Update: Now in 2020 it seems that peer review remains very problematic.
The Scientist has a few pieces out on the trouble with peer review including my personal favorite: I Hate Your Paper.
That article rings so true as do the quotes from the scientists. Peer review in the stem cell field and the IPS cell subfield in particular is even worse than average.
It is not unusual for a reviewer to ask for something simply for the purpose of either killing or delaying a paper. Why? Either they are a competitor or a friend of a competitor or maybe they are simply a pain in the neck busybody.
Then you read your email and see that the editor lets them get away with it without even a twinkle of any input from their own thinking.
Why?
Maybe the editor is afraid of the reviewer because the reviewer is a bigshot? Maybe the reviewer is one who publishes high impact papers in their journal? Maybe the editor is thinking–what would happen if the reviewer saw that paper published despite their negative review? They’ll be mad at me. Maybe the editor just doesn’t care? I don’t know.
We ruefully joke from peer review experience that there is about a 30% chance of getting ‘Dr. No’ as one of your reviewers. Submit to a high impact journal and the odds double to 60%. If you are ‘lucky’ you might even get 2 Dr. No’s as reviewers at high impact journals. If you are a scientist trying to publish these days, then you know who Dr. No is. You might have a different name for them though, Dr. #&$^#%#$^ .
This is the reviewer who asks you to generate new knockout mice in order to publish your paper. Never mind that it will take 2 years. Or he asks you to use published knockout mice since they are “available”, but they are only available from his lab and when you subsequently ask him for the mice, he says “no” or doesn’t respond to your email at all.
This is the reviewer who says your paper is terrible, but then gives comments that are impossible to address because they make no sense.

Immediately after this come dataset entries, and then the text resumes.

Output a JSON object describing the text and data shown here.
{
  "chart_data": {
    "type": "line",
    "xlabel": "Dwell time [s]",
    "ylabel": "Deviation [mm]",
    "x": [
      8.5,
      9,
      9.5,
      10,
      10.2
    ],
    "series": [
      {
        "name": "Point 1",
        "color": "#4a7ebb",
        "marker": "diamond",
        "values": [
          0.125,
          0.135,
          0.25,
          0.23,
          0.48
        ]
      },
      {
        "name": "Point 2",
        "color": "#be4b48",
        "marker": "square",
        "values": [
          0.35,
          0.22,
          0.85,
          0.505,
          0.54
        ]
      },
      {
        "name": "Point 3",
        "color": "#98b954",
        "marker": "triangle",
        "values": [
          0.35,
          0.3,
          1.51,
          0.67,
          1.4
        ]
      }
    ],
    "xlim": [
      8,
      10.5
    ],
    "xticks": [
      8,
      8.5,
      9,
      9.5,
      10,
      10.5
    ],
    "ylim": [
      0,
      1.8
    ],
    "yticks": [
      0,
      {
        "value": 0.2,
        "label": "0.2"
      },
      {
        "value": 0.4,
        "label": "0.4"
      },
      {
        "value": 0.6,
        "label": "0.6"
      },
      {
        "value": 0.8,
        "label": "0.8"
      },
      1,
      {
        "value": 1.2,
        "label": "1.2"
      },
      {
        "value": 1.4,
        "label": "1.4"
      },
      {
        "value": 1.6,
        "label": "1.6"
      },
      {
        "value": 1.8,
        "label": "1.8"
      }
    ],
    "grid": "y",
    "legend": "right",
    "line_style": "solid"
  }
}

This is the reviewer who says your paper is not novel because she found another paper published on a different topic a decade ago, but one of the words in the title is the same.
This is the reviewer who has not read your paper and makes this obvious by asking you to do something that is already in the paper.
This is the reviewer who hates your paper but makes no real comments at all so there is nothing for you to address to try to improve your paper.
This is the reviewer who uses 3 full single-spaced pages for 30-50 comments including throwing the kitchen sink at you.
This is the reviewer that says they are annoyed they even had to waste their time reviewing a paper as bad as this one.
This is the reviewer who ‘helpfully’ says all the experiments in your paper really should have been done using model system X while you used system Y. It would take years of course to repeat everything using the different system, but it would have made your paper a lot better and you would have done it that way from the beginning if only you weren’t so stupid.
This is the reviewer who is a competitor of yours and makes that obvious by trashing your paper in so many special ways but then also says you should have cited the 3 recent papers by Dr. No’s lab. Subtle, huh?
It’s bad out there, but not all bad. A toast to the many wonderful reviewers out there who do a great job and to the editors who thoughtfully and assertively handle the review process. Without you, things would be even worse.